Honeywell International (HON 0.38%) will release its third-quarter earnings on Friday morning, and they promise to be a microcosm of everything going on in the industrial sector right now. On the one hand, end demand -- although variable across industries -- remains strong. But on the other hand, supply chain difficulties and rising raw material prices are increasing industrial companies' costs and impairing their ability to meet customer demand.

Here's what to look out for in the report.

Honeywell's mixed 2021

When looking at Honeywell, it's usually a good idea to drill down into its performance by segment and look at the trends in its full-year guidance. For ease of reference, in the table below, the cells in bold represent points at which when management improved its forecast.

The table reveals a story of generally improving end demand -- except for the key aerospace segment. In addition, management previously warned it would lose $100 million to $200 million of potential sales (around 0.4% of full-year sales) in the third quarter due to supply chain issues. It will be interesting to see if management adjusts that estimate on Friday.

Segment

Key End Markets

Revenue Guidance as of July

Revenue Guidance as of April

Revenue Guidance as of January

Aerospace

Commercial aerospace, defense, and space

Low-single-digit decline

"Trending toward low end of range"

Flat to low single-digit

Honeywell Building Technologies (HBT)

Non-residential buildings

Mid-single-digit growth

"Trending better than expected"

Low single-digit growth

Performance Materials and Technologies (PMT)

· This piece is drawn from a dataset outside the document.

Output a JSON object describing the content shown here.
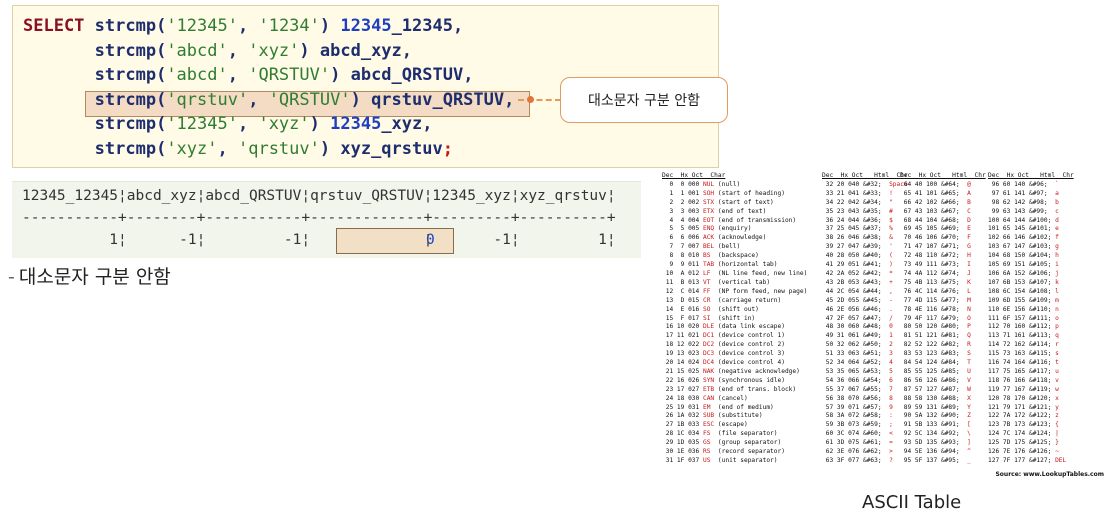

Oil & natural gas, petrochemicals, and specialty chemicals

Low-single-digit growth

"Trending toward low end of range"

Low single-digit growth or decline

Safety and Productivity Solutions (SPS)

Industrial productivity

Double-digit growth

"Trending better than expected"

Double-digit growth

Data source: Honeywell International presentations. Revenue guidance is for organic revenue.

Aerospace

Somewhat surprisingly, the reduction in organic sales growth guidance through the year primarily came down to "moderating U.S. defense spend, as well as by slower-than-expected international defense volumes." That appears to be a demand issue rather than a supply chain one, possibly related to the budgetary belt-tightening of governments dealing with the costs of the COVID-19 pandemic.

Airplanes in the sky.

Image source: Getty Images.

Honeywell's aerospace performance is likely to be mixed, with business aviation strong. According to Honeywell's recent global business aviation outlook "business aviation usage trends point to a nearly 50% increase in flight hours in 2021 versus 2020, roughly 5% above 2019 (pre-COVID)."

On the other hand, the weakness in defense spending and the impact of the Delta variant surge on international flight departures could cause Honeywell's aerospace segment to underperform relative to expectations. Still, the industry's recovery continues even if its pace varies.

Honeywell Building Technologies and Safety and Productivity Solutions

It's not a coincidence that the company's fastest-growing segments are also the ones that management called out as suffering supply chain constraints in the second quarter. Given the recovery in the economy, it's likely that both segments are seeing ongoing growth. In addition, the HBT segment has outperformed expectations in 2021.

The HBT unit also has a growth opportunity in selling its building systems and controls to customers looking to ensure healthy buildings in the post-pandemic environment. Longer term, HBT should be a notable beneficiary of the trend toward smart buildings

Commercial buildings.

Image source: Getty Images.

The SPS segment has been Honeywell's standout performer for over a year, and many of its growth trends are still in place. For example, its warehouse automation business, Intelligrated, continues to benefit from the surge in investment in e-commerce warehouses. In addition, demand for SPS' productivity solutions and services (scanners, barcode readers, and data capture) will grow as the economy reopens.

Finally, its sensing and Internet of Things (IoT) solutions have a long-term growth opportunity as the Industrial Internet of Things (IIoT) improves client efficiency. Through IIoT, business users can gather more and more data from Honeywell's sensors and mine it for actionable insights.

Honeywell segment organic growth.

Data source: Honeywell International presentations. YOY is year over year. 

All told, HBT and SPS have a common theme in the third quarter. Both will be subject to near-term pressures from supply chain constraints but have excellent long-term growth prospects.

Performance Materials and Technologies

The chart below shows that all three major PMT businesses had returned to growth as of the second quarter. Given the easy comparisons Honeywell will have with Q3 2020, it's reasonable to expect solid year-over-year growth this time too. Moreover, orders for catalysts and absorbents for fuel refiners (UOP) were up 30% in the second quarter, and the economic recovery has continued to contribute to rising fuel prices. The former will also benefit advanced materials, and the latter should encourage orders at Honeywell Process Solutions (process automation).

Honeywell PMT segment sales growth.

Data source: Honeywell International presentations. YOY is year over year.

Looking ahead

It won't be a surprise if Honeywell management raises its full-year revenue guidance. However, the critical question is: Will it be able to overcome cost increases to raise full-year margin and earnings guidance? Regardless, once the supply chain bottlenecks are resolved, Honeywell should be in a position to fully benefit from a robust demand environment across all four segments.